- Akkur Location within Tamil Nadu Akkur Location within India
- Coordinates: 11°06′04″N 79°47′10″E﻿ / ﻿11.101°N 79.786°E
- Country: India
- State: Tamil Nadu
- District: Mayiladuthurai

Area
- • Total: 15 km^{2} (5.8 sq mi)

Population (2011)
- • Total: 6,333
- Time zone: UTC+05:30 (IST)
- Pincode: 609301

= Akkur, Mayiladuthurai =

Akkur is a small town in Mayiladuthurai district, Tamil Nadu, India 15 km from Mayiladuthurai town. Akkur is located 260 km from the state capital, Chennai. Nearby towns include Mayiladuthurai (15 km), Sirkazhi (13.9 km), Karaikal (24.6 km).

==Temples and mosques==

Temples include Sri Thanthonriswarar Temple, Sri Raajagobala Perumal Temple with Sri Aadhinarayana perumal kovil and Sri Seethala devi Mariyamman Temple. Aakkur is Thevara Paadal petra Sthalam. Akkur Thevaram is very famous devotional song sung by the Nalvar. Thevaram has a pathigam (chapter), which praises the life and service of Vellalas, who lived here, for their dedicated agricultural efforts and also philanthropy. Later Arunagirinathar also visited Aakkur and sang a song in praise of Lord Subramaniar of this Temple. Thanthonri means the Shivalingam appeared on its own while digging a pond located in front. The Aayirathil Oruvar Sannidhi is located on the north of the main Moolavar Sannidhi. It is told that a sage wished to serve anna dhanam to 1001 sivanadiyars. Only 1000 turned up. The sage waited and waited for the 1001st to come, meanwhile staying hungry himself. Lord Shiva came disguised as the 1001st sivanadiyar and enabled the sage to complete his prayer. Hence Lord Shiva who came is named "Aayirathu Oruvar". This temple is built Maada Kovil mode with steep staircases where elephants can not climb. Olden Kings were in favour of Maada Kovils to avoid hungry elephants stomping inside.
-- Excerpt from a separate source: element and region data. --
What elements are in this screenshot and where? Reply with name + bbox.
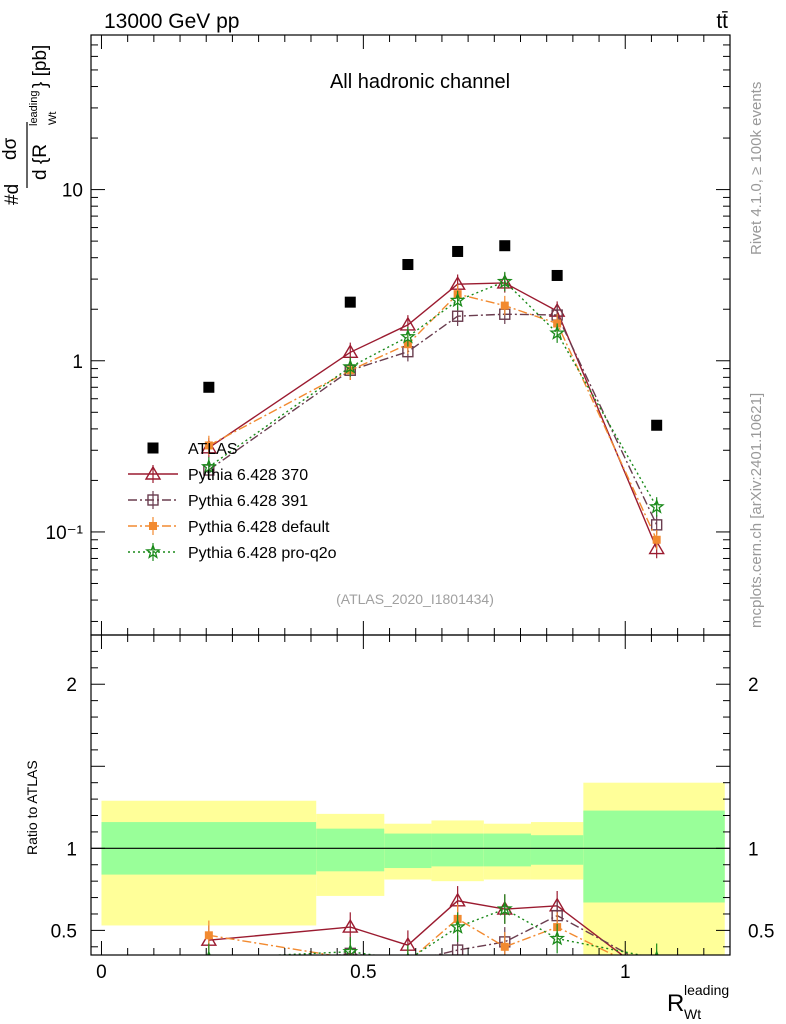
svg-text:Wt: Wt xyxy=(684,1006,701,1022)
main-y-axis-label: #d dσ d {R Wt leading } [pb] xyxy=(0,45,59,205)
band-green-5 xyxy=(530,835,584,865)
band-green-6 xyxy=(583,810,725,903)
mcplots-source-label: mcplots.cern.ch [arXiv:2401.10621] xyxy=(748,393,765,628)
analysis-tag: (ATLAS_2020_I1801434) xyxy=(336,591,494,607)
axes-layer: 10⁻¹ 1 10 0.5 0.5 1 1 2 2 0 0.5 1 xyxy=(46,34,774,983)
main-point-3-5 xyxy=(549,324,566,340)
legend-marker-0 xyxy=(147,442,159,454)
ratio-point-1-6 xyxy=(652,965,662,975)
ratio-y-tick-label-right-2: 2 xyxy=(748,675,759,696)
main-point-3-6 xyxy=(648,498,665,514)
svg-text:R: R xyxy=(667,990,684,1017)
ratio-point-0-1 xyxy=(342,918,359,933)
atlas-point-2 xyxy=(402,259,414,271)
ratio-point-3-4 xyxy=(496,900,513,916)
svg-text:leading: leading xyxy=(684,982,729,998)
main-point-0-6 xyxy=(648,540,665,555)
band-green-1 xyxy=(316,828,385,872)
main-point-1-6 xyxy=(650,519,663,531)
main-point-3-2 xyxy=(399,328,416,344)
legend: ATLAS Pythia 6.428 370 Pythia 6.428 391 Pyt… xyxy=(128,441,337,562)
legend-label-3: Pythia 6.428 default xyxy=(188,519,330,536)
legend-label-4: Pythia 6.428 pro-q2o xyxy=(188,545,337,562)
ratio-point-1-3 xyxy=(451,944,464,955)
svg-text:d {R: d {R xyxy=(30,144,51,180)
ratio-point-1-2 xyxy=(403,957,413,967)
ratio-y-tick-label-2: 2 xyxy=(66,675,77,696)
svg-text:} [pb]: } [pb] xyxy=(30,45,51,88)
ratio-y-tick-label-1: 1 xyxy=(66,839,77,860)
band-green-2 xyxy=(384,833,432,869)
chart-title: All hadronic channel xyxy=(330,71,510,93)
ratio-frame xyxy=(90,634,731,956)
process-label: tt̄ xyxy=(716,10,728,33)
x-tick-label-1: 0.5 xyxy=(350,962,376,983)
ratio-point-0-6 xyxy=(650,974,664,986)
atlas-point-4 xyxy=(499,240,511,252)
ratio-point-3-5 xyxy=(549,930,566,946)
main-point-3-4 xyxy=(496,273,513,289)
svg-text:Wt: Wt xyxy=(47,112,59,125)
rivet-version-label: Rivet 4.1.0, ≥ 100k events xyxy=(748,82,765,255)
ratio-point-2-4 xyxy=(500,942,509,951)
main-y-tick-label-2: 10 xyxy=(62,181,83,202)
main-y-tick-label-1: 1 xyxy=(72,352,83,373)
main-y-tick-label-0: 10⁻¹ xyxy=(46,523,84,544)
ratio-series-layer xyxy=(200,886,664,986)
atlas-point-1 xyxy=(344,296,356,308)
ratio-point-3-3 xyxy=(449,918,466,934)
x-tick-label-2: 1 xyxy=(620,962,631,983)
ratio-point-2-2 xyxy=(404,958,412,966)
ratio-point-3-0 xyxy=(206,949,211,955)
svg-text:#d: #d xyxy=(2,184,23,205)
legend-marker-1 xyxy=(144,465,162,480)
legend-label-0: ATLAS xyxy=(188,441,238,458)
legend-label-2: Pythia 6.428 391 xyxy=(188,493,308,510)
ratio-y-tick-label-0: 0.5 xyxy=(51,921,77,942)
main-series-layer xyxy=(200,240,665,559)
energy-label: 13000 GeV pp xyxy=(104,10,239,33)
ratio-uncertainty-bands xyxy=(91,782,730,955)
main-point-3-1 xyxy=(342,358,359,374)
ratio-point-1-0 xyxy=(204,968,214,978)
ratio-y-tick-label-right-1: 1 xyxy=(748,839,759,860)
atlas-point-3 xyxy=(452,245,464,257)
main-point-2-0 xyxy=(204,441,213,450)
ratio-y-tick-label-right-0: 0.5 xyxy=(748,921,774,942)
main-point-2-4 xyxy=(500,301,509,310)
main-point-3-0 xyxy=(200,458,217,474)
legend-marker-3 xyxy=(149,522,157,530)
ratio-point-2-0 xyxy=(204,931,213,940)
band-green-3 xyxy=(431,833,484,867)
legend-marker-4 xyxy=(145,543,161,559)
x-axis-label: R Wt leading xyxy=(667,982,729,1022)
main-point-3-3 xyxy=(449,292,466,308)
atlas-point-5 xyxy=(551,269,563,281)
atlas-point-6 xyxy=(651,419,663,431)
main-point-1-3 xyxy=(451,310,464,322)
legend-marker-2 xyxy=(147,494,159,506)
ratio-point-2-6 xyxy=(653,972,661,980)
main-point-2-6 xyxy=(652,535,661,544)
legend-label-1: Pythia 6.428 370 xyxy=(188,467,308,484)
svg-text:dσ: dσ xyxy=(0,137,21,160)
atlas-point-0 xyxy=(203,381,215,393)
svg-text:leading: leading xyxy=(28,91,40,126)
ratio-y-axis-label: Ratio to ATLAS xyxy=(24,760,40,855)
band-green-4 xyxy=(483,833,531,867)
x-tick-label-0: 0 xyxy=(96,962,107,983)
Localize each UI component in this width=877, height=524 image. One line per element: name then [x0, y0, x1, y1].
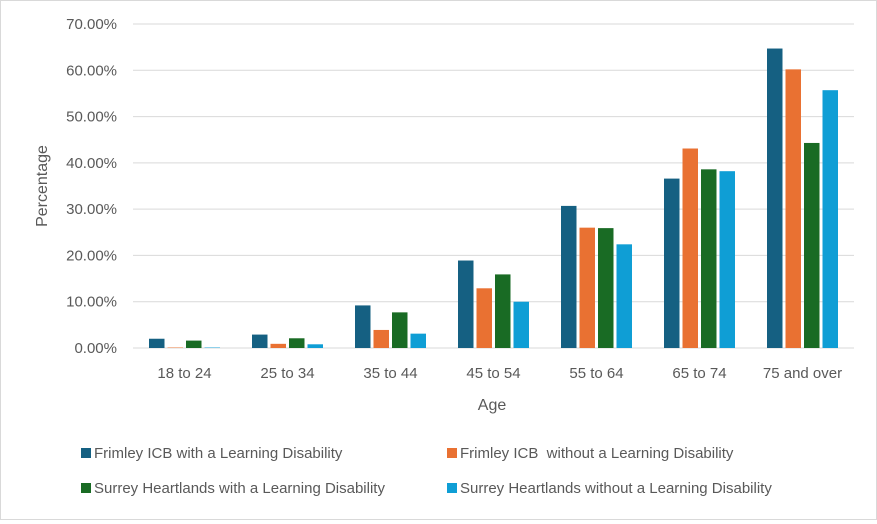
legend-swatch [81, 448, 91, 458]
y-tick-label: 20.00% [66, 247, 117, 264]
x-tick-label: 45 to 54 [466, 365, 520, 382]
legend-label: Frimley ICB with a Learning Disability [94, 445, 343, 462]
bar [495, 274, 511, 348]
bar [804, 143, 820, 348]
bar [411, 334, 427, 348]
bar [617, 244, 633, 348]
y-axis-label: Percentage [34, 145, 51, 227]
legend-label: Frimley ICB without a Learning Disabilit… [460, 445, 734, 462]
y-tick-label: 10.00% [66, 294, 117, 311]
bar [271, 344, 287, 348]
y-tick-label: 70.00% [66, 16, 117, 33]
bar [355, 305, 371, 348]
bar [786, 69, 802, 348]
x-axis-label: Age [478, 397, 507, 414]
x-tick-label: 35 to 44 [363, 365, 417, 382]
bar [308, 344, 324, 348]
bar [514, 302, 530, 348]
x-tick-label: 55 to 64 [569, 365, 623, 382]
x-tick-labels: 18 to 24 25 to 34 35 to 44 45 to 54 55 to 64… [157, 365, 842, 382]
bar [252, 335, 268, 348]
bar [149, 339, 165, 348]
bar [720, 171, 736, 348]
x-tick-label: 75 and over [763, 365, 842, 382]
legend-swatch [447, 448, 457, 458]
bar [683, 149, 699, 348]
bar [598, 228, 614, 348]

Akkur is also the birthplace of Sirappuli Nayanar, one of the 63 Naayanmaars. A festival, "Siraappuli Nayanar Guru Poojai" is celebrated every year.

The Maariyamman Temple festival is lasting 11 days is held in April every year. The Raajagopaalaswaamy Perumaal Koil, in which the Lord is depicted in his lying down pose, is also ceremonially worshipped.

The District's biggest mosque is here.

The Abhiraami Amman Temple (Thirukkadaiyur) is located nearby.
The Chozhaa King Ko-ch-chenkanan built thisTemple as a Maada Kovil.

In this Temple Lord Shiva, Thaanthondrishwarar and Goddess, Vaal Nedum Kanni Amman afford dharshan, adjacent to each other, as in their marriage i.e. ThirumaNaakolam. A similar dharshan can be had at Thirumaancheri.